Fußball in Durach gibt es inzwischen seit 67 Jahren. Aber noch nie waren die Kicker des VfB so erfolgreich wie aktuell. 

 

Los ging es im Jahr 1947, damals noch als Abteilung innerhalb des Turn- und Sportvereins Durach. Nach dem A-Klassen-Aufstieg 1968/69 ließ der als „Senkrechtstarter“ betitelte TSV eine Saison später den Aufstieg in die Bezirksliga folgen. Drei Jahre lang war das „Flugplatz-Stadion“ für Schwabens Vereine eine nur schwer einnehmbare Festung. Im Aufstiegsjahr avancierten die Duracher Kicker auch zum DFB-Pokalschreck. Nachdem so namhafte Teams wie TSV Kottern, FC Kempten und SpVgg Kaufbeuren ausgeschaltet wurden, war erst im Halbfinale gegen den FC Augsburg Endstation (1:4).

 

Nach einigen Jahren A- und B-Klassen-Zugehörigkeit musste der TSV Durach im Jahr 1991 einen Rückschlag hinnehmen: nach 28 Jahren den Absturz in die C-Klasse. Der sofortige Wiederaufstieg ließ aber alle Niedergeschlagenheit vergessen. Und nach fünf A-Klassen- u. einem B-Klassenjahr (1992/93) gehörten die Duracher ab der Saison 2001/2002 zum zweiten Mal der Bezirksliga Süd an.
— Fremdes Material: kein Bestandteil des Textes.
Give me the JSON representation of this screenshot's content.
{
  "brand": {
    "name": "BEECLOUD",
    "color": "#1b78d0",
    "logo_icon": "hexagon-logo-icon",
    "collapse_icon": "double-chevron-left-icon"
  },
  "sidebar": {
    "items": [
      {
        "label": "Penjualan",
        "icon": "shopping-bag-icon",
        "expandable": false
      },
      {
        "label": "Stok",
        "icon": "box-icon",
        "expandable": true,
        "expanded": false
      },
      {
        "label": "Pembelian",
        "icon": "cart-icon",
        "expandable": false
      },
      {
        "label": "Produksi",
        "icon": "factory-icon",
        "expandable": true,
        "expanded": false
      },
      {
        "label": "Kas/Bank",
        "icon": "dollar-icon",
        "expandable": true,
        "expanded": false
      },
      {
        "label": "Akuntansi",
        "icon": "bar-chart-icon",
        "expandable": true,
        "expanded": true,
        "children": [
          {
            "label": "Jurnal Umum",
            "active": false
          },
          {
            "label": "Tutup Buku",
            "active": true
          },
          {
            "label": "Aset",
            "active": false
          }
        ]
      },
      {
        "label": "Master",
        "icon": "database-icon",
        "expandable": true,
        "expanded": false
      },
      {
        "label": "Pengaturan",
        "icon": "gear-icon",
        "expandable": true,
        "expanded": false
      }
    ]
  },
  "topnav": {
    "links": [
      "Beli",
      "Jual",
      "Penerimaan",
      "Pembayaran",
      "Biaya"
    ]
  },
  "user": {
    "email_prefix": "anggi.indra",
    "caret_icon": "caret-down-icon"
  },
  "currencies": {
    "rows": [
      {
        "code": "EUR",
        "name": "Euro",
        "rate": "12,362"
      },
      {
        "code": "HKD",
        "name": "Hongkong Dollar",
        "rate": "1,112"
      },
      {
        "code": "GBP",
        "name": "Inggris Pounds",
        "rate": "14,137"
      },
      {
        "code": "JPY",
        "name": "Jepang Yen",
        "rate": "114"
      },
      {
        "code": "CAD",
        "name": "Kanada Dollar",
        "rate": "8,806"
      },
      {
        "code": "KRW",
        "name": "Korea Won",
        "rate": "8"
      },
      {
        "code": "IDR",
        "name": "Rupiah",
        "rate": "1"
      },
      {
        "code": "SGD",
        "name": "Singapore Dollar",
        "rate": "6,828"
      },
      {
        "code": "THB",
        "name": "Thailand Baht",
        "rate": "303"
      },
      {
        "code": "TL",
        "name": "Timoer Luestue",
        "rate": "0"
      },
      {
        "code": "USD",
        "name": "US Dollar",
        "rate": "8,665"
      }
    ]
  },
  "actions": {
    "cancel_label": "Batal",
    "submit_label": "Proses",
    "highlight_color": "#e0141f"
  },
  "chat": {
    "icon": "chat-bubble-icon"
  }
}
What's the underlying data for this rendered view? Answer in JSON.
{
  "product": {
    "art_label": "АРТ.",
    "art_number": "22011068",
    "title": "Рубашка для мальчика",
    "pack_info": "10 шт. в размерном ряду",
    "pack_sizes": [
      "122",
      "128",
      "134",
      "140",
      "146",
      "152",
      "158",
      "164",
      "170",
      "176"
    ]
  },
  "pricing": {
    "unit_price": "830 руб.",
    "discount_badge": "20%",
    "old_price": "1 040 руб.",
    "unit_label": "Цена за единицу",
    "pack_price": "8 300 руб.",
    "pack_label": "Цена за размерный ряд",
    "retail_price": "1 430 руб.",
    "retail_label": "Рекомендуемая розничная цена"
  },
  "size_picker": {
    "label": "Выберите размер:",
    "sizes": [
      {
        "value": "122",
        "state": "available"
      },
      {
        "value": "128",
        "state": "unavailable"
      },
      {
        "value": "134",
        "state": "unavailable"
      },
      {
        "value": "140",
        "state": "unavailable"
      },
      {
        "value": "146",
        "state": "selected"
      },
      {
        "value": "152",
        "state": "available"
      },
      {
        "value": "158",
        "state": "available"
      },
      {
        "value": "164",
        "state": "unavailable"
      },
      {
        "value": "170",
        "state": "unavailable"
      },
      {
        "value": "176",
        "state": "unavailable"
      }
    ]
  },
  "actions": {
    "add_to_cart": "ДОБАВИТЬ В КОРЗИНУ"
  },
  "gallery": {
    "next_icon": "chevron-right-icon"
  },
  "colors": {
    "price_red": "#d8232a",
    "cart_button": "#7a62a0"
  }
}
Nach einem Jahr schon ging es aber wieder in die Kreisliga zurück, im Spieljahr darauf aber wurde erneut gefeiert - bereits der dritte Bezirksliga-Aufstieg. 2006 ging es sogar in die Bezirksoberliga. Dann folgte die Entscheidung, sich aus dem TSV zu lösen und als eigenständiger Fußballverein weiterzumachen. Gerüstet für neue sportliche Herausforderungen.

 

Und tatsächlich: Erst erreichte der neugegründete VfB im Jahr 2010 als Bezirksoberligist das Viertelfinale im BFV-Verbandspokal und scheiterte dort am damaligen Drittligisten SSV Jahn Regensburg. Dann stieg man ein Jahr später sogar in die Landesliga auf. Der bislang größte sportliche Erfolg.

 

Inzwischen ist der VfB kontinuierlich gewachsen. Mit der Eröffnung der neuen Tribüne samt Vereinsheim im heimischen Offino-Stadion wurde das 500. Mitglied begrüßt. Im Nachwuchsbereich sind alle Altersklassen gemeldet, manche sogar mit mehreren Teams. Die A- und B-Junioren kicken jeweils in Schwabens höchster Liga, der Bezirksoberliga. Die anderen Großfeldmannschaften gehen in den jeweils höchsten Klassen des Spielkreises Allgäu an den Start. Und dass das Konzept des Ausbildungsvereins aufgeht, zeigt die Tatsache, dass die zweite Mannschaft fast ausschließlich aus Spielern besteht, die in der eigenen Jugend groß geworden sind.  

 

Zudem gab es im Jahr 2011 die höchste Auszeichnung für das Ehrenamt, die es seitens des Bayerischen Fußball-Verbandes (BFV) für einen Verein gibt: die Goldene Raute mit Ähre, ein Gütesiegel für erfolgreiche Vereinsarbeit. Der VfB gehört damit zu zwölf von knapp 4670 Vereinen in Bayern, die diese Anforderungen erfüllt haben. Aus einem Aufgabenkatalog mit 40 Kriterien in den Bereichen Ehrenamt, Jugend, Breitensport sowie Prävention gegen Sucht und Gewalt müssen jeweils mindestens vier und ingesamt mindestens 24 Punkte erfüllt werden. Diese Kriterien sind sozusagen ein Leitbild für den modernen Verein und Arbeitsplatzbeschreibungen für Vorstand und Mitarbeiter. Ein Schwerpunkt sind unter anderem die Gewinnung und der Erhalt von sach- und sozialkompetenten Mitarbeitern als tragende Säulen des Vereins.